Guest post by Fabrice Jaumont 

Back from DC where I proudly supported the efforts of DC Immersion and its wonderful team in what is now referred to as the Bilingual Revolution in DC. During these three days, I took part in no less than 9 events and talked about my book, the role of parents in creating dual language programs, and how these could benefit DC public schools. I stopped by in all 8 Wards and met with community leaders, elected officials, motivated parents, and bilingual educators, while explaining how NYC parents and educators have created new dual language programs in a dozen of languages.

The conversations were always passionate and touched on subjects as varied as equity, segregation, gentrification, race, economic opportunities, workforce development, and of course, the advantages of bilingualism and dual language education. It is clear to me that, of all cities, Washington needs to invest a lot more in dual language education as the demand is clearly there and as it would significantly benefit all its citizens. Not doing so would be a mistake when considering the many States and cities across the country which are already implementing dual language programs.

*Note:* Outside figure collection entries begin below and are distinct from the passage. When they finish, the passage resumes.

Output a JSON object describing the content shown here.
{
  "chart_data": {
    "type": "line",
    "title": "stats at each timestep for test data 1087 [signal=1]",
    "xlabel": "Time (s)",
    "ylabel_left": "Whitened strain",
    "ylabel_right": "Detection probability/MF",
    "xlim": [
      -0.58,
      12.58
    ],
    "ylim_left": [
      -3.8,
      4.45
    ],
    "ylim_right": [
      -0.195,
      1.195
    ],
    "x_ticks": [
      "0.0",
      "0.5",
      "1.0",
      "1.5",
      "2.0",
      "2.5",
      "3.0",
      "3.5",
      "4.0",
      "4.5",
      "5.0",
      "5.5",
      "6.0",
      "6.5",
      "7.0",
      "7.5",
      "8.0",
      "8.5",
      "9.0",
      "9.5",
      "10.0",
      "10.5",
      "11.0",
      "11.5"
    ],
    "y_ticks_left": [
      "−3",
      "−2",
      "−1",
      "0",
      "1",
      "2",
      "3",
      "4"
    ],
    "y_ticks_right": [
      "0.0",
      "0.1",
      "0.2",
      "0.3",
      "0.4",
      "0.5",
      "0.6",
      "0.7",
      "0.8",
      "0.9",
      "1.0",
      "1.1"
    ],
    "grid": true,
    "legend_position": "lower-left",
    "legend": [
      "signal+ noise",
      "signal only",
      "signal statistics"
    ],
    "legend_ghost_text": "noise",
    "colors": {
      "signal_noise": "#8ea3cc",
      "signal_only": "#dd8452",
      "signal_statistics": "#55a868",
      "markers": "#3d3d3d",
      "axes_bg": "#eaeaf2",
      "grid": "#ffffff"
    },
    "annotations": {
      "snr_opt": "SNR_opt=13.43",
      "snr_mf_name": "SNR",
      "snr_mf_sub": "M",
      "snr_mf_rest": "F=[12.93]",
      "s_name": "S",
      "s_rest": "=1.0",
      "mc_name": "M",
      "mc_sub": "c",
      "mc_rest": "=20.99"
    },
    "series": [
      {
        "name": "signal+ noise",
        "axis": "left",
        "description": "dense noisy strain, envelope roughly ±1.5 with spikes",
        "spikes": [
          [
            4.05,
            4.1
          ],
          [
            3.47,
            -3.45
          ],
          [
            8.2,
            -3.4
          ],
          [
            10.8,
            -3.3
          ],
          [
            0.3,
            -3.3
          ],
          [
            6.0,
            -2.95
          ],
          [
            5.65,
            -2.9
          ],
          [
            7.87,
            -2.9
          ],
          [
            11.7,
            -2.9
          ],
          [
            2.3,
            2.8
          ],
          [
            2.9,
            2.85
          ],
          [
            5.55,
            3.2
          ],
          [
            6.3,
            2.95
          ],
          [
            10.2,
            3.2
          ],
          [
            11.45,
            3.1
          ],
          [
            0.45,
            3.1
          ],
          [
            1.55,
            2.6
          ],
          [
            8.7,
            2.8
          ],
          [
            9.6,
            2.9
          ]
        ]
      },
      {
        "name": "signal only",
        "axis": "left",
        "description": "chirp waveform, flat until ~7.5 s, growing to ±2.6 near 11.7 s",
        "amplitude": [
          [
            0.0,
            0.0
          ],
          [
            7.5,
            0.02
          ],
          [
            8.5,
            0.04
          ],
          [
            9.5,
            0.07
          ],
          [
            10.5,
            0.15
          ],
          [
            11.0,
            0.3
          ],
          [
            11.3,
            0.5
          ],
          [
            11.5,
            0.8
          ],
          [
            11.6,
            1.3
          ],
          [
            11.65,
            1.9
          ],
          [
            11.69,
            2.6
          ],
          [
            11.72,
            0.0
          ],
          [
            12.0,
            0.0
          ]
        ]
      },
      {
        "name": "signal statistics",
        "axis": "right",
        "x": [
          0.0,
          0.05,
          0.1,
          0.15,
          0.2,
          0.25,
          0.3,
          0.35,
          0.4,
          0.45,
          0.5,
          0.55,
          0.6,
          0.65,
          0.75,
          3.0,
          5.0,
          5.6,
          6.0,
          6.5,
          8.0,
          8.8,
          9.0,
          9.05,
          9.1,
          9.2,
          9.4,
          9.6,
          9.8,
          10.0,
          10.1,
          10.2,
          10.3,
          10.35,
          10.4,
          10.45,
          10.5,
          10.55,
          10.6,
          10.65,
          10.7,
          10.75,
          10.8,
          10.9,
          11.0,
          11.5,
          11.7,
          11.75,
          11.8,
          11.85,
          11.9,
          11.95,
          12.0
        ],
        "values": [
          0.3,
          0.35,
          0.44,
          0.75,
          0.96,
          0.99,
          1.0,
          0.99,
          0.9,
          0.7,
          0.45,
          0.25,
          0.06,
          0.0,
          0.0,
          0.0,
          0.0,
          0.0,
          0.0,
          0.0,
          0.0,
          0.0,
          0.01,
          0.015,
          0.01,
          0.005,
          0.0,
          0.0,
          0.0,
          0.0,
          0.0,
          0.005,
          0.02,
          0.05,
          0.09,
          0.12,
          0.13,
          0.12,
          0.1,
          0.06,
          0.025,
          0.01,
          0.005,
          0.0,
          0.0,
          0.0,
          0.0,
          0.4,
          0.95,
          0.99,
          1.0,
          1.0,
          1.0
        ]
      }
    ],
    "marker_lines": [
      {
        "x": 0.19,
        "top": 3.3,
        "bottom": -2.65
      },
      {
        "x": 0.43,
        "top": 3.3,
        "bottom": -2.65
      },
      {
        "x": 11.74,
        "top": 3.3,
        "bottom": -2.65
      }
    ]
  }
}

In my talks, I often present the cases of Utah, Delaware, and Georgia as great examples of how States can make a U-Turn and invest massively in dual language education.

The same U-Turn is desperately hoped for by many DC residents, and in particular parents, for whom a bilingual education is important not because of any connection to the past or foreign lands, but as Ofelia García said in the foreword of The Bilingual Revolution, “to recognize an American multilingual present and forge the possibilities of a more inclusive future for all American children.”